Wir haben ein verwandtschaftliches Verhältnis zu Bäumen. Wo sie
gedeihen, tun wir es auch, wo sie fehlen, hat der Mensch es auch herb. Wo
man Bäume nicht achtet, haben auch Alte nichts zu lachen - kann das
sein? Bäume haben auch Persönlichkeit. Brummen nicht die Bäume
im Winter? "Sie seufzen und ächzen wie Greise, die mit jedem Atemzug
aufs neue gewahr werden, dass Leben eine beschwerliche Arbeit ist" (M. Sperber).
Und zum Wald der Kindheit treibt es einen immer zurück. Bäume leiden
an Schmutz aus der Luft wie wir, die Kronen bröckeln, Spieße staken,
Bäume und Menschen versauern. Die Blätter der Bäume lassen
uns atmen, das wunderbar vielfältige Grün steht für Hoffnung.

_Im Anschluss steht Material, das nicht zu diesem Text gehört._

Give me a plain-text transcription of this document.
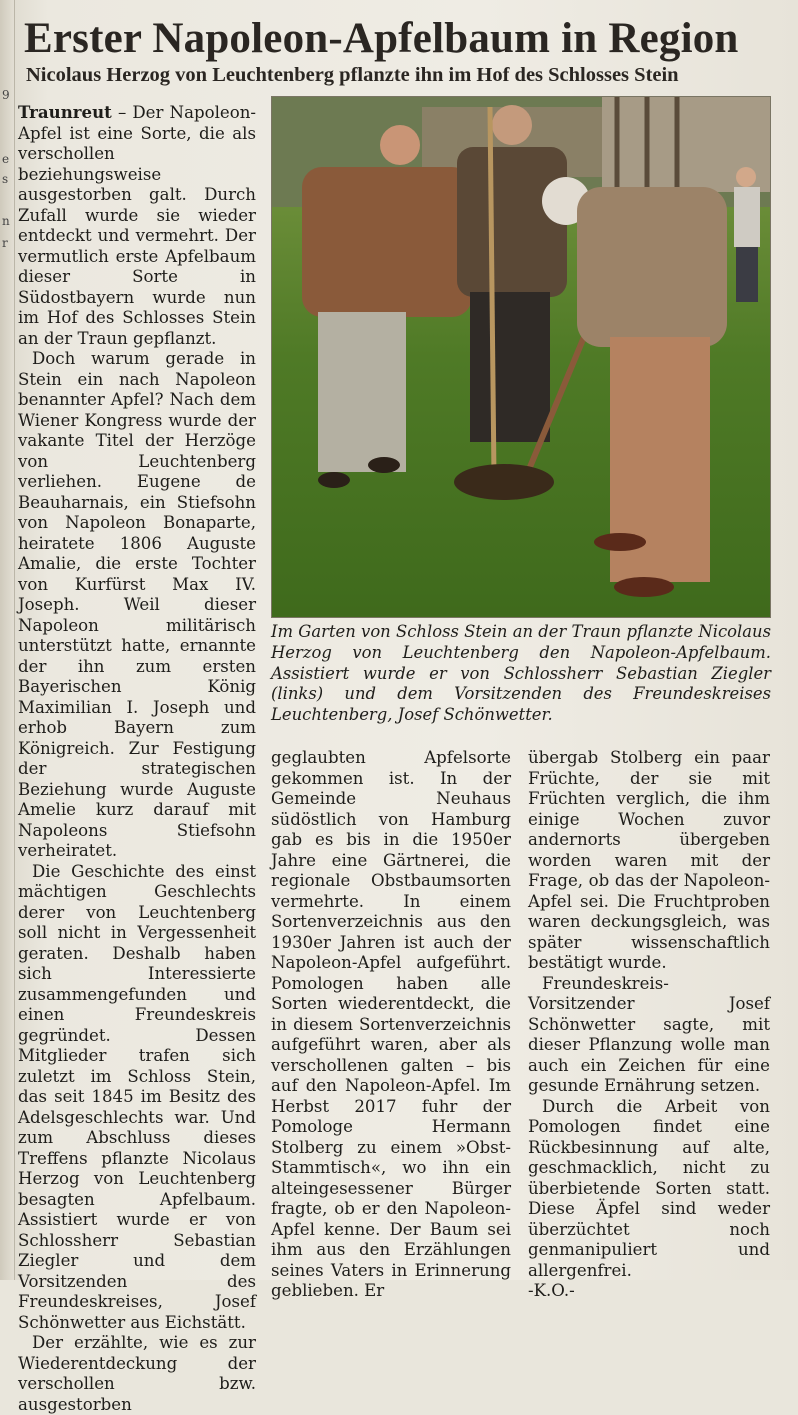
9
e
s
n
r
Erster Napoleon-Apfelbaum in Region
Nicolaus Herzog von Leuchtenberg pflanzte ihn im Hof des Schlosses Stein

Traunreut – Der Napoleon-Apfel ist eine Sorte, die als verschollen beziehungsweise ausgestorben galt. Durch Zufall wurde sie wieder entdeckt und vermehrt. Der vermutlich erste Apfelbaum dieser Sorte in Südostbayern wurde nun im Hof des Schlosses Stein an der Traun gepflanzt.

Doch warum gerade in Stein ein nach Napoleon benannter Apfel? Nach dem Wiener Kongress wurde der vakante Titel der Herzöge von Leuchtenberg verliehen. Eugene de Beauharnais, ein Stiefsohn von Napoleon Bonaparte, heiratete 1806 Auguste Amalie, die erste Tochter von Kurfürst Max IV. Joseph. Weil dieser Napoleon militärisch unterstützt hatte, ernannte der ihn zum ersten Bayerischen König Maximilian I. Joseph und erhob Bayern zum Königreich. Zur Festigung der strategischen Beziehung wurde Auguste Amelie kurz darauf mit Napoleons Stiefsohn verheiratet.

Die Geschichte des einst mächtigen Geschlechts derer von Leuchtenberg soll nicht in Vergessenheit geraten. Deshalb haben sich Interessierte zusammengefunden und einen Freundeskreis gegründet. Dessen Mitglieder trafen sich zuletzt im Schloss Stein, das seit 1845 im Besitz des Adelsgeschlechts war. Und zum Abschluss dieses Treffens pflanzte Nicolaus Herzog von Leuchtenberg besagten Apfelbaum. Assistiert wurde er von Schlossherr Sebastian Ziegler und dem Vorsitzenden des Freundeskreises, Josef Schönwetter aus Eichstätt.

Der erzählte, wie es zur Wiederentdeckung der verschollen bzw. ausgestorben

Im Garten von Schloss Stein an der Traun pflanzte Nicolaus Herzog von Leuchtenberg den Napoleon-Apfelbaum. Assistiert wurde er von Schlossherr Sebastian Ziegler (links) und dem Vorsitzenden des Freundeskreises Leuchtenberg, Josef Schönwetter.

geglaubten Apfelsorte gekommen ist. In der Gemeinde Neuhaus südöstlich von Hamburg gab es bis in die 1950er Jahre eine Gärtnerei, die regionale Obstbaumsorten vermehrte. In einem Sortenverzeichnis aus den 1930er Jahren ist auch der Napoleon-Apfel aufgeführt. Pomologen haben alle Sorten wiederentdeckt, die in diesem Sortenverzeichnis aufgeführt waren, aber als verschollenen galten – bis auf den Napoleon-Apfel. Im Herbst 2017 fuhr der Pomologe Hermann Stolberg zu einem »Obst-Stammtisch«, wo ihn ein alteingesessener Bürger fragte, ob er den Napoleon-Apfel kenne. Der Baum sei ihm aus den Erzählungen seines Vaters in Erinnerung geblieben. Er

übergab Stolberg ein paar Früchte, der sie mit Früchten verglich, die ihm einige Wochen zuvor andernorts übergeben worden waren mit der Frage, ob das der Napoleon-Apfel sei. Die Fruchtproben waren deckungsgleich, was später wissenschaftlich bestätigt wurde.

Freundeskreis-Vorsitzender Josef Schönwetter sagte, mit dieser Pflanzung wolle man auch ein Zeichen für eine gesunde Ernährung setzen.

Durch die Arbeit von Pomologen findet eine Rückbesinnung auf alte, geschmacklich, nicht zu überbietende Sorten statt. Diese Äpfel sind weder überzüchtet noch genmanipuliert und allergenfrei.

-K.O.-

Ihr Wachsen ist das Gleichnis für Gelingen im Wandel und Werden. Eine
besondere Begabung lässt ihre Wurzeln Wasser ahnen, und sie recken sich
ihm entgegen.
"Wenn morgen die Welt unterginge, würde ich heute noch ein
Apfelbäumchen pflanzen", sagte Luther, und gern wird es zitiert als
Mutmachwort gegen Verzweiflung. Schon richtig: Wir leben alle von den
Bäumen, die andere vor uns gepflanzt haben. Ein Walnussbaum beginnt
erst zwanzigjährig zu tragen. Aber auch, wenn gar kein Mensch ernten
könnte, ist das reine Pflanzen, das Lebenstiften das einzig Wahre.
Bäume ermutigen, durchzuhalten und auf Zukunft zu setzen. Ihr Rauschen
schafft eine Ordnung des Friedens. Und Apfel- und Birnbäume auf
Friedhöfen scheinen fröhliche Bürgen von Auferstehungshoffnung.
"Geh aus mein Herz und suche Freud", heißt das wohl schönste
Sommerlied und die 14. Strophe: "(Gott) Mach in mir deinem Geist Raum, dass
ich dir wird ein guter Baum und laß mich Wurzel treiben. Verleihe,
dass zu deinem Ruhm ich deines Gartens schöne Blum und Pflanze möge
bleiben."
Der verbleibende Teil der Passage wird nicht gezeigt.